The Cost Proposal is open for public comments until August 9, 2018. In Annex 1 to the Cost Proposal, specific questions are listed where feedback is sought, including questions about fairness of the proposal to licenced holders and the government and the potential effect of the proposed fees on a licence holder’s ability to compete.

Goodmans Cannabis Group

Goodmans LLP has a leading cannabis practice in the corporate/commercial field, having been actively involved in the industry from the beginning. Our corporate cannabis lawyers have extensive knowledge of the various players in the industry and have provided strategic business advice on governance, financing, licensing, regulation, capital markets, mergers and acquisitions and real estate matters. Our clients include start-ups, importers and exporters, and financial institutions related to the cannabis industry.

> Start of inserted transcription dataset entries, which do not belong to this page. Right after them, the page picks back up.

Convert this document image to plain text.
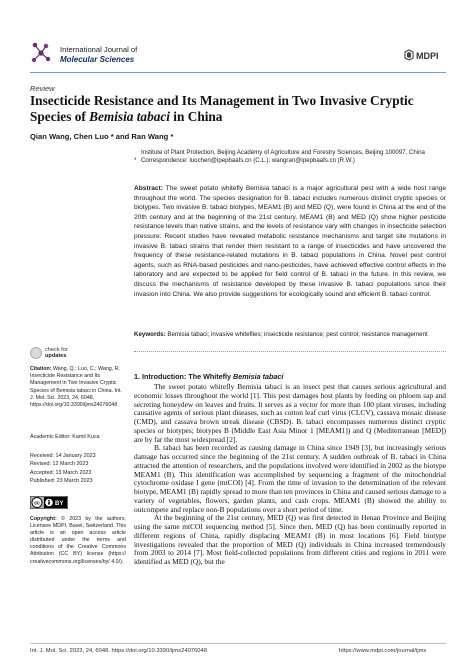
International Journal of
Molecular Sciences	MDPI
Review
Insecticide Resistance and Its Management in Two Invasive Cryptic Species of Bemisia tabaci in China
Qian Wang, Chen Luo * and Ran Wang *
Institute of Plant Protection, Beijing Academy of Agriculture and Forestry Sciences, Beijing 100097, China
* Correspondence: luochen@ipepbaafs.cn (C.L.); wangran@ipepbaafs.cn (R.W.)
Abstract: The sweet potato whitefly Bemisia tabaci is a major agricultural pest with a wide host range throughout the world. The species designation for B. tabaci includes numerous distinct cryptic species or biotypes. Two invasive B. tabaci biotypes, MEAM1 (B) and MED (Q), were found in China at the end of the 20th century and at the beginning of the 21st century. MEAM1 (B) and MED (Q) show higher pesticide resistance levels than native strains, and the levels of resistance vary with changes in insecticide selection pressure. Recent studies have revealed metabolic resistance mechanisms and target site mutations in invasive B. tabaci strains that render them resistant to a range of insecticides and have uncovered the frequency of these resistance-related mutations in B. tabaci populations in China. Novel pest control agents, such as RNA-based pesticides and nano-pesticides, have achieved effective control effects in the laboratory and are expected to be applied for field control of B. tabaci in the future. In this review, we discuss the mechanisms of resistance developed by these invasive B. tabaci populations since their invasion into China. We also provide suggestions for ecologically sound and efficient B. tabaci control.
Keywords: Bemisia tabaci; invasive whiteflies; insecticide resistance; pest control; resistance management
check for
updates
Citation: Wang, Q.; Luo, C.; Wang, R. Insecticide Resistance and Its Management in Two Invasive Cryptic Species of Bemisia tabaci in China. Int. J. Mol. Sci. 2023, 24, 6048. https://doi.org/10.3390/ijms24076048
Academic Editor: Kamil Kuca
Received: 14 January 2023
Revised: 12 March 2023
Accepted: 13 March 2023
Published: 23 March 2023
cc	BY
Copyright: © 2023 by the authors. Licensee MDPI, Basel, Switzerland. This article is an open access article distributed under the terms and conditions of the Creative Commons Attribution (CC BY) license (https:// creativecommons.org/licenses/by/ 4.0/).
1. Introduction: The Whitefly Bemisia tabaci

The sweet potato whitefly Bemisia tabaci is an insect pest that causes serious agricultural and economic losses throughout the world [1]. This pest damages host plants by feeding on phloem sap and secreting honeydew on leaves and fruits. It serves as a vector for more than 100 plant viruses, including causative agents of serious plant diseases, such as cotton leaf curl virus (CLCV), cassava mosaic disease (CMD), and cassava brown streak disease (CBSD). B. tabaci encompasses numerous distinct cryptic species or biotypes; biotypes B (Middle East Asia Minor 1 [MEAM1]) and Q (Mediterranean [MED]) are by far the most widespread [2].

B. tabaci has been recorded as causing damage in China since 1949 [3], but increasingly serious damage has occurred since the beginning of the 21st century. A sudden outbreak of B. tabaci in China attracted the attention of researchers, and the populations involved were identified in 2002 as the biotype MEAM1 (B). This identification was accomplished by sequencing a fragment of the mitochondrial cytochrome oxidase I gene (mtCOI) [4]. From the time of invasion to the determination of the relevant biotype, MEAM1 (B) rapidly spread to more than ten provinces in China and caused serious damage to a variety of vegetables, flowers, garden plants, and cash crops. MEAM1 (B) showed the ability to outcompete and replace non-B populations over a short period of time.

At the beginning of the 21st century, MED (Q) was first detected in Henan Province and Beijing using the same mtCOI sequencing method [5]. Since then, MED (Q) has been continually reported in different regions of China, rapidly displacing MEAM1 (B) in most locations [6]. Field biotype investigations revealed that the proportion of MED (Q) individuals in China increased tremendously from 2003 to 2014 [7]. Most field-collected populations from different cities and regions in 2011 were identified as MED (Q), but the

Int. J. Mol. Sci. 2023, 24, 6048. https://doi.org/10.3390/ijms24076048	https://www.mdpi.com/journal/ijms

In addition, Goodmans is uniquely positioned with its extensive regulatory, health and intellectual property practices to advise new and existing market entrants. In particular, given our extensive work with respect to “traditional” pharmaceuticals regulated under the Food and Drugs Act and its associated Regulations (legislation used, in part, as the model for the upcoming Cannabis Act Regulations), we uniquely understand the industry, are equipped to address regulatory concerns that may arise, and know how to best protect and enforce our clients’ intellectual property. This includes matters such as licensing and regulation in the industry’s preliminary stages and future issues that may arise with regulators and competitors, including with respect to labelling and packaging, patent and trademark applications and prosecutions and the protection of trade secrets and confidential information.

For more information on any of the above information, please contact any member of our Cannabis Group.


1 See (see p.66), where $59 million, $98 million, $118 million, $128 million and $143 million were allocated to Health Canada, the RCMP, the Canada Border Services Agency and Public Safety Canada for the 2017 to 2021 fiscal years.  To this, the Cost Proposal added another $6 million of ‘additional identified’ expenditures.

2 The Cost Proposal also introduces certain administrative (i.e., non-binding) service standards for both the Application Screening and the Import/Export Permit applications.  The proposed timeline to complete its review is 30 business days from receipt of payment (and, presumably, a duly completed application). 

3 In the Cost Proposal, at gross revenues of $500,000 (micro), $10,000,000 (medium) and $50,000,000 (large), and assuming five security clearances for a licensed holder (including renewals), the proposed total costs for a micro-class license holder is $9,100 in initial fees and $6,000 in ongoing annual fees; over $67,000 initial and almost $240,000 ongoing annual for a medium-sized license holder and over $90,000 and over $1.15 million ongoing annual for a large size license holder.